U.S. Government Lifts Restrictions on Cannabis Testing and Research
The United States took a major step forward on June 22, 2015 to support research into the therapeutic properties of cannabis, lifting the restrictions that have been holding back scientific research for years. Until then, all cannabis research that was not funded by the government needed to go through a Public Health Service (PHS) review, a requirement that applied only to cannabis research, with no other controlled substances listed as Schedule I under the Controlled Substances Act subjected to the same process. As a result, the review process had been criticized by researchers and lawmakers alike as deliberately stymieing the progress of cannabinoid research.
The PHS review was established in 1999 to ensure that all studies were scientifically valid. However, the system often created barriers for new studies. One needed to submit a request package that included, among other things, the name and quantity of substances being requested and a detailed research proposal. Research proposals underwent an interdisciplinary review process administered by the PHS. If researchers satisfied the review and other criteria established by PHS, they became eligible to receive cannabis at cost from the National Institute on Drug Abuse (NIDA), which controls the only federally-legal cannabis growing operation in the United States for research purposes. After mounting this hurdle, researchers were required to have all the appropriate DEA registrations before they could receive cannabis from NIDA. In addition, if their research involved clinical trials in humans, the scientific proposal was required to be authorized by the FDA and approved based on the “scientific validity and ethical soundness” of the project.

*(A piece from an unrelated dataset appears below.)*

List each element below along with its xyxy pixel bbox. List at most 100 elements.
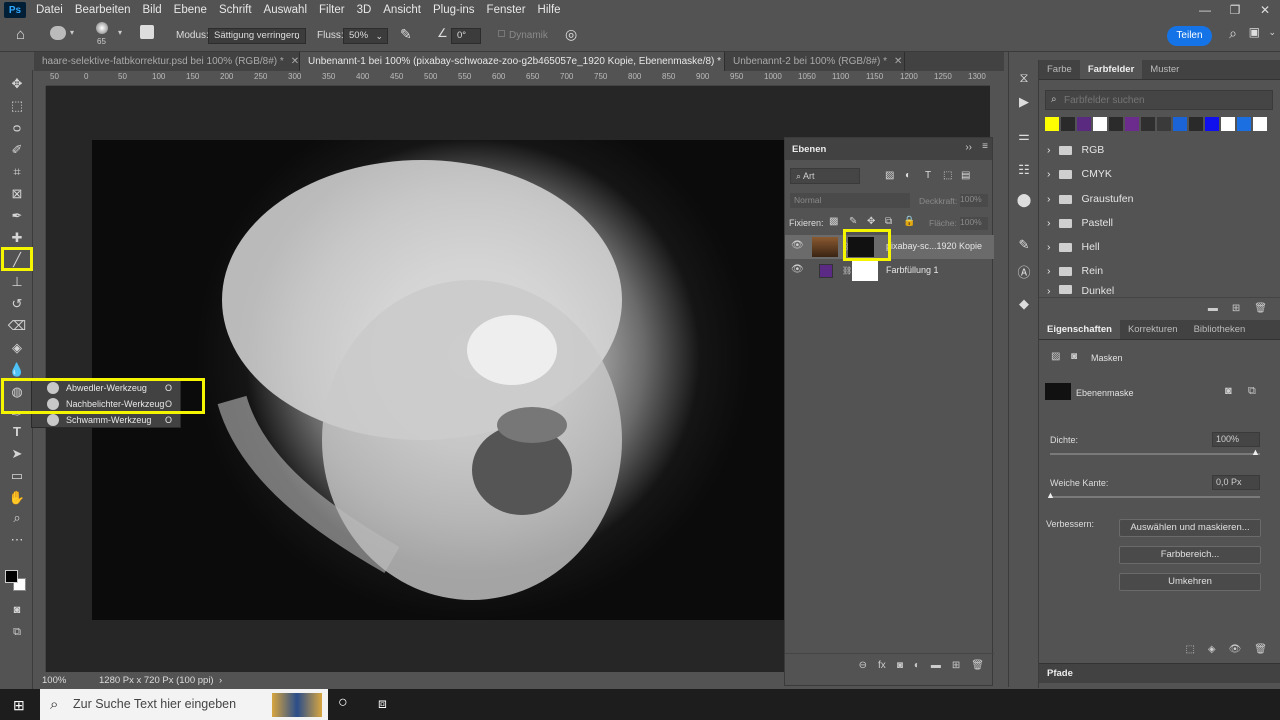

By lifting the Public Health Service review requirement, the U.S. Department of Health and Human Services (HHS) has given marijuana research a much greater degree of freedom and has allowed research parameters to expand and truly consider the positive benefits of cannabis instead of focusing mainly on its harmful effects. In addition, researchers will no longer be required to pass through four separate government organizations for approval on future marijuana research studies.